The early events of the morning were somewhat lively. The really sensational ones, however, were to follow. The distracted mother returned home and aroused her family to a sense of the great grief and outrage she had suffered. Accompanied by her father. E. Monroe Boyden, she came back downtown. Their first visit was to the Holton branch pharmacy, nearly opposite the Advertiser office. Mr. Boyden asked the manager, Mr. Wellington, if “Dolph’ Holton was in. Mr, Wellington replied in the negative. The question was repeated and again received a negative answer. Mr. Boyden had a fat little revolver of the bulldog variety in his hand when he came in. All danger of shooting had departed when he put his last question. His rage had weakened him and the hand with the revolver in it lay cold and limp on the marble slab in front of the soda fountain.

It would appear that Mrs. Holton and her father then visited the Holton residence on Cottage Street looking for the boy. Mrs. Holton, mother of Adolphus and Harry Holton, was lying ill on a lounge. She had no knowledge whatever of the child’s whereabouts. She had no other companion in the house than her washerwoman, a French woman, who was terribly frightened at the angry man and his revolver.

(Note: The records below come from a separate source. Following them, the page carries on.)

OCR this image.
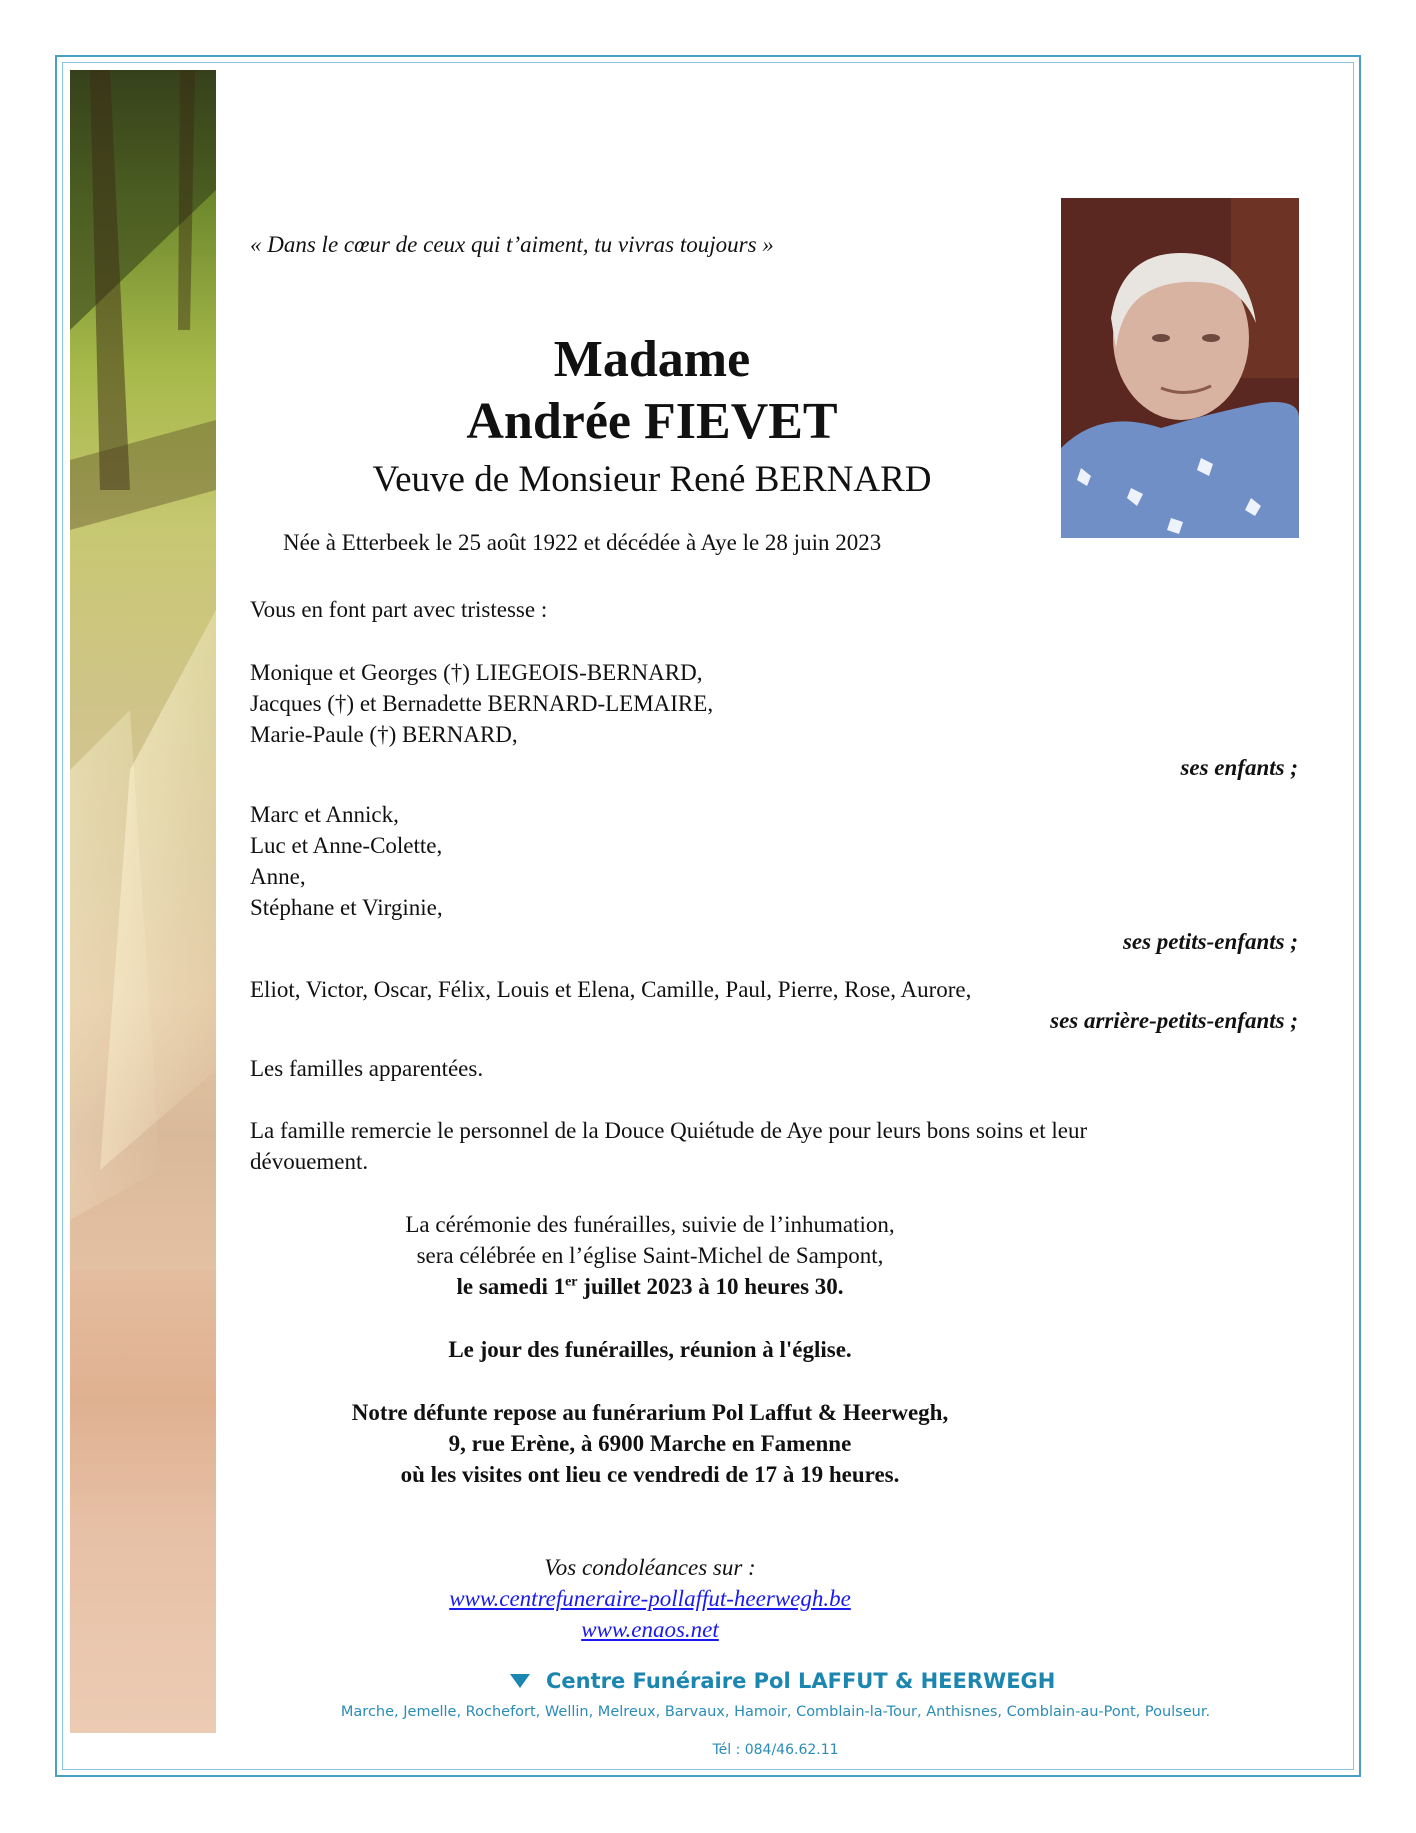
« Dans le cœur de ceux qui t’aiment, tu vivras toujours »
Madame
Andrée FIEVET
Veuve de Monsieur René BERNARD
Née à Etterbeek le 25 août 1922 et décédée à Aye le 28 juin 2023
Vous en font part avec tristesse :
Monique et Georges (†) LIEGEOIS-BERNARD,
Jacques (†) et Bernadette BERNARD-LEMAIRE,
Marie-Paule (†) BERNARD,
ses enfants ;
Marc et Annick,
Luc et Anne-Colette,
Anne,
Stéphane et Virginie,
ses petits-enfants ;
Eliot, Victor, Oscar, Félix, Louis et Elena, Camille, Paul, Pierre, Rose, Aurore,
ses arrière-petits-enfants ;
Les familles apparentées.
La famille remercie le personnel de la Douce Quiétude de Aye pour leurs bons soins et leur
dévouement.
La cérémonie des funérailles, suivie de l’inhumation,
sera célébrée en l’église Saint-Michel de Sampont,
le samedi 1er juillet 2023 à 10 heures 30.
Le jour des funérailles, réunion à l'église.
Notre défunte repose au funérarium Pol Laffut & Heerwegh,
9, rue Erène, à 6900 Marche en Famenne
où les visites ont lieu ce vendredi de 17 à 19 heures.
Vos condoléances sur :
www.centrefuneraire-pollaffut-heerwegh.be
www.enaos.net
Centre Funéraire Pol LAFFUT & HEERWEGH
Marche, Jemelle, Rochefort, Wellin, Melreux, Barvaux, Hamoir, Comblain-la-Tour, Anthisnes, Comblain-au-Pont, Poulseur.
Tél : 084/46.62.11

Mr. Boyden is said to have used most hard and abusive language to the elder Mrs. Holton. Subsequently, he and his daughter went downtown, where Mr. Boyden’s revolver was confiscated by Officer Rhoads who advised him to go home and behave himself. The revolver was loaded. Mrs. Holton, Jr., and her father went to Boston on the noon train, presumably to consult with lawyers and detectives.

Harry Holton returned to Norwood, and one of the latest developments of the case is his summons to Dedham to answer to the charge of assault in the abduction case.

Mr. Holton’s friends seem overjoyed by the whole occurrence and say they only blame him for not doing what he did before.

As to the general merits of the case public opinion is divided. The breaking up of the Holton household occurred last summer. A suit for a separate maintenance, carrying with it the usual charges of non-support, and brought by Mrs. Holton, is now pending.

Mrs. Holton was about town Thursday morning walking with a cane and limping a good deal. She alleges that her lameness results from her struggle with her husband.

The case of Harry Holton, accused of assault,has been continued until the return of his brother Adolphus, who will probably be made a co-defendant in the case.